Ich bin gerade über diesen lesenswerten Beitrag “Neulich beim Greissler“ gestossen, wobei der Greissler sich über türkische Zeitungen äußert, und eigentlich betrifft das das Thema Medienbildung nur am Rande. Oder? Im angelsächsischen Forschungsdiskurs über Literacy setzt sich immer mehr die Ansicht durch dass Lesen und Schreiben nicht nur als kognitive Prozese zu verstehen sind, sondern als soziale, kulturelle Praktiken – Lese- und Schreibfähigkeit hängt vom sozialen kulturellen Kontext ab, und die Frage, wie weit auf die kulturellen Praktiken und Vorerfahrungen von Kindern auch in der Schule eingegangen wird, hat Auswirkungen auf deren schulischen Erfolg. Dazu gehören Erfahrungen mit Filmen, Fernsehen, Büchern und Zeitungen, die natürlich auch in Migrantenhaushalten, aber eben vielleicht in anderen Sprachen als Deutsch zu finden sind.
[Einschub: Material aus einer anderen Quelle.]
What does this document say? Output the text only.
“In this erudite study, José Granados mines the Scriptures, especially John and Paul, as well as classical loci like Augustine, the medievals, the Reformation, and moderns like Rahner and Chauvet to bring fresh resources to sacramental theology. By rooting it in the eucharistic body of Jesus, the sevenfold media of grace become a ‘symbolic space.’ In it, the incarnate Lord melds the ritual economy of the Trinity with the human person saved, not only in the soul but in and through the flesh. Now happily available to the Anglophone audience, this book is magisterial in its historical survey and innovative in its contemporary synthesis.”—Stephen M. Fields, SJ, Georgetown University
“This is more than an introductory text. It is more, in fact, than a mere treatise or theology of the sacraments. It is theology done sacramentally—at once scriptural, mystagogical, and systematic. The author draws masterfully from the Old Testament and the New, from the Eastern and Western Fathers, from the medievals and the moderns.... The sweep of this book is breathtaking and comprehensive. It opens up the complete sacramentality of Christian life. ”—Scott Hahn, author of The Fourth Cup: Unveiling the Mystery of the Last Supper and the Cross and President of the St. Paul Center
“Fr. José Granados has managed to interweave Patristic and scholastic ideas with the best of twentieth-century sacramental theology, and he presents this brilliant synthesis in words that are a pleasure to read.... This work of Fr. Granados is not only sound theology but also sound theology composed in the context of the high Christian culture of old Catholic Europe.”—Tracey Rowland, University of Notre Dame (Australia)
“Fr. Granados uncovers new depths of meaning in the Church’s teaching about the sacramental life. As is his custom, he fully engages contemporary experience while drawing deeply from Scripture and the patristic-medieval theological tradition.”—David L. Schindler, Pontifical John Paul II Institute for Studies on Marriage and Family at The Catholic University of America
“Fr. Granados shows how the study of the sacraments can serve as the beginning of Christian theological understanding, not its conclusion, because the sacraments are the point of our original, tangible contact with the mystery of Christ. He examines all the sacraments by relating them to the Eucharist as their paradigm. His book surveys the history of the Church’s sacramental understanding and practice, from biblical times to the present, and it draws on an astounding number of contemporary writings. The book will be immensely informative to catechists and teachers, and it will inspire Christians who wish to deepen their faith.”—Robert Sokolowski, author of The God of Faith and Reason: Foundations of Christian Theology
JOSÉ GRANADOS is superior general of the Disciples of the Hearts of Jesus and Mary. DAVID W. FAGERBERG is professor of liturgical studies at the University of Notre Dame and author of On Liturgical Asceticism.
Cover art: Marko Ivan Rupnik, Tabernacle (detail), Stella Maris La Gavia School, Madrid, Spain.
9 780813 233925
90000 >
Das nur am Rande.
Aber um zum Ausgangspunkt zurückzukommen, im aktuellen Falter wird ein Buch rezensiert, welches sich mit dem Thema Migration in Europa befasst (Klaus Bade u a (Hrsg) Enzykolpädie Migration Europa. Vom 17. Jh. bis in die Gegenwart“, und ich zitiere aus der Falter-Rezension von Barbara Töth:
Österreich spielt aufgrund seiner geografischen Lage im „Herzen“ Europas, wie die österreichische Historikerin Sylvia Hahn in ihrem Beitrag formuliert, eine besondere Rolle in der europäischen Migrationsgeschichte. Mit Fremden war man immer schon konfrontiert. So stieg die Bevölkerung Wiens von 250.000 um das Jahr 1800 auf rund 1,7 Millionen um 1900 an. Zuwanderer stellten in der zweiten Hälfte des 19. Jahrhunderts in vielen Städten zwischen zwei Drittel und drei Viertel der lokalen Bevölkerung. Nach Ende des 2 Weltkriegs befanden sich 1,6 Millionen ausländischen Zwangsarbeiter, Kriegsgefangene und ehemalige KZ-Insassen in Österreich.
Das kann man gar nicht oft genug wiederholen, vor allem wenn jetzt wieder Wahlkampfzeiten auf uns zukommen, in denen das Ausländerthema sicher wieder verbraten wird. Also auch in diesem Sinne Medienrelevanz.